Danny’s conversations with prison inmates were an eye opener. In dialogue, each inmate denied any wrongdoing and claimed to be a victim of an overzealous police force and an incompetent judiciary. If Danny could believe what he heard, the prison was full of innocent people! It was very disillusioning.  Was the legal system totally messed up?  

The inmates were in denial. But those inmates were not the only ones. We all are. God is a God of truth, and he refuses to play games. Our journey to God is also a journey to the self; a movement into self-knowledge. 

As people who give into moral wayward living; we tend to be out of touch with our true selves. It is too painful, to be honest about who we are (Rom. 3:23). Only when we have first grasped God’s assurance through Christ of unconditional love and forgiveness, the hope that we will be accepted anyway, because of the sacrifice of Christ for our karma, that we find the courage to face the truth about ourselves (Rom.6:23). Honesty grows best where grace is celebrated.

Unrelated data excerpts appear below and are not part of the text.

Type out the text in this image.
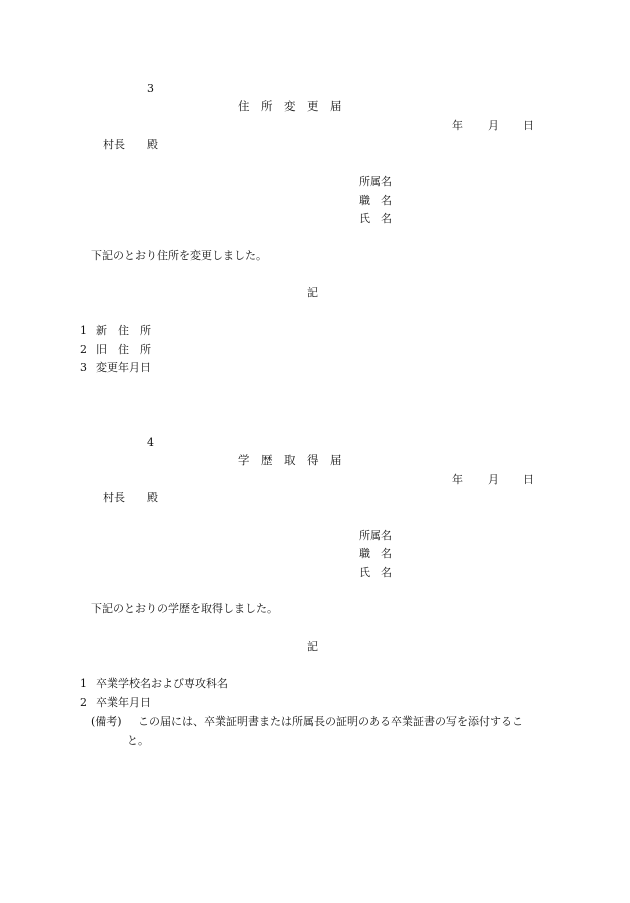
3
住　所　変　更　届
年 月 日
村長　　殿
所属名
職　名
氏　名
下記のとおり住所を変更しました。
記
1 新　住　所
2 旧　住　所
3 変更年月日
4
学　歴　取　得　届
年 月 日
村長　　殿
所属名
職　名
氏　名
下記のとおりの学歴を取得しました。
記
1 卒業学校名および専攻科名
2 卒業年月日
(備考) この届には、卒業証明書または所属長の証明のある卒業証書の写を添付するこ
と。
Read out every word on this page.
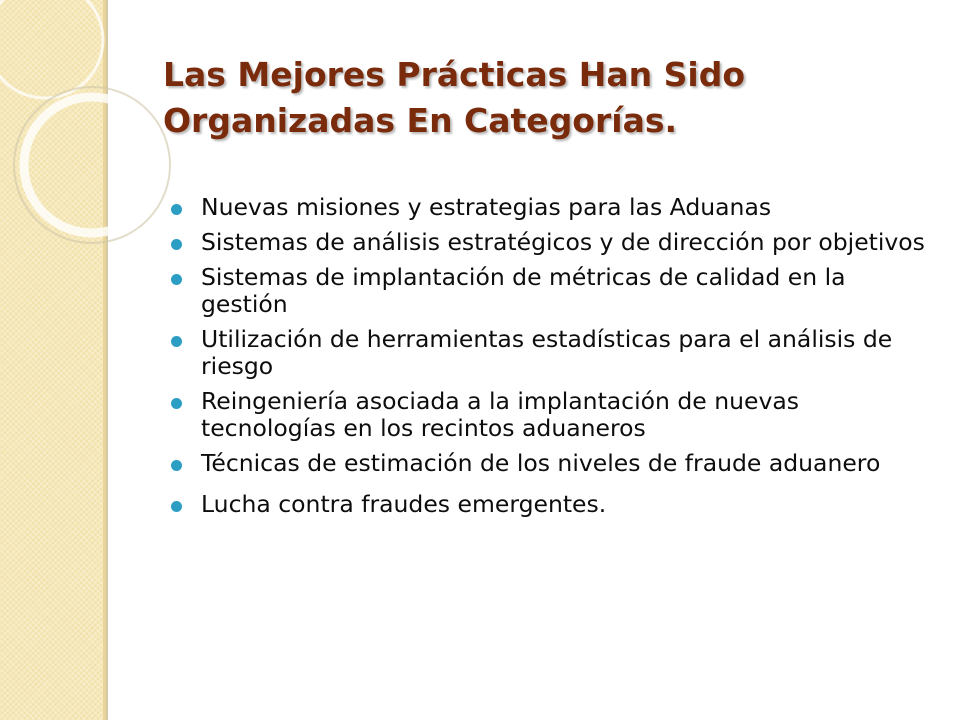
Las Mejores Prácticas Han Sido
Organizadas En Categorías.
Nuevas misiones y estrategias para las Aduanas
Sistemas de análisis estratégicos y de dirección por objetivos
Sistemas de implantación de métricas de calidad en la gestión
Utilización de herramientas estadísticas para el análisis de riesgo
Reingeniería asociada a la implantación de nuevas tecnologías en los recintos aduaneros
Técnicas de estimación de los niveles de fraude aduanero
Lucha contra fraudes emergentes.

Assessment is the first step to treatment and correction. Confession is important to conversion for the same reason. If we confess our sins, the Bible says, God is faithful and just and will forgive and cleanse us (1 John 1:9). So why is confession a non-negotiable element in conversion and the ongoing process of sanctification? It is essential because we need to agree to God’s assessment of our hearts and minds. We must drop our rationalizations and come clean. We need to agree with God in our hearts.

The breakthrough to truthfulness requires that we come out of our warped self-justification and confess our sins to others (James 5:16). Agreeing with God’s assessment and being honest before God and others is the first step that brings us into the light.